Sexual Respect and Title IX: Prohibited Conduct

Relevant excerpt

Sexual harassment consists of two basic types: … Inappropriate Environment Based on Sex:  Any unwelcome conduct of a sexual nature that is severe, persistent, or pervasive, and creates an intimidating, hostile or offensive living, working or educational environment, or has the purpose or effect of unreasonably interfering with an individual’s employment, academic performance, education, or participation in extracurricular programs or activities.
In either type of sexual harassment noted above, the effect will be evaluated from both a subjective perspective, as well as the objective perspective of a reasonable person in the position of the person who experienced the conduct.

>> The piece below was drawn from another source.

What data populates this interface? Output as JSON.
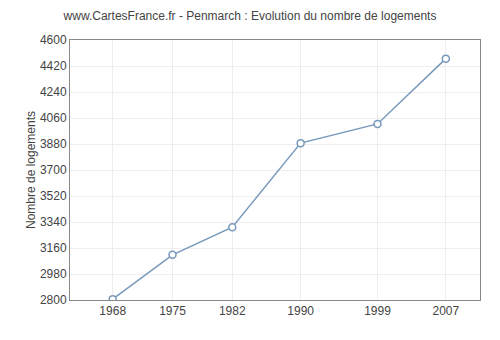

Examples of behavior that might be considered sexual harassment include, but are not limited to:

  • Unwanted sexual innuendo, propositions, sexual attention or suggestive comments and gestures; inappropriate humor about sex or gender-specific traits; sexual slurs or derogatory language directed at another person’s sexuality, gender, gender identity, sexual orientation or gender expression; insults and threats based on sex, gender, gender identity, sexual orientation or gender expression; and other oral, written or electronic communications of a sexual nature that an individual communicates is unwanted and unwelcome.
  • Written graffiti or the display or distribution of sexually explicit drawings, pictures, or written materials; sexually charged name-calling; or the circulation, display, or creation of e-mails, text messages, or web sites of a sexual nature.
  • Display or circulation of written materials or pictures degrading to an individual or gender group where such display is not directly related to academic freedom, or an educational/pedagogical, artistic, or work purpose.
  • Unwelcome physical contact or suggestive body language, such as touching, patting, pinching, hugging, kissing, or brushing against an individual’s body.
  • Physical coercion or pressure of an individual to engage in sexual activity or punishment for a refusal to respond or comply with sexual advances.
  • Use of a position of power or authority to:  (1) threaten or punish, either directly or by implication, for refusing to tolerate harassment, for refusing to submit to sexual activity, or for reporting harassment; or (2) promise rewards in return for sexual favors.
  • Acts of verbal, nonverbal, or physical aggression, intimidation, or hostility based on sex, sexual orientation, gender identity, or sex-stereotyping.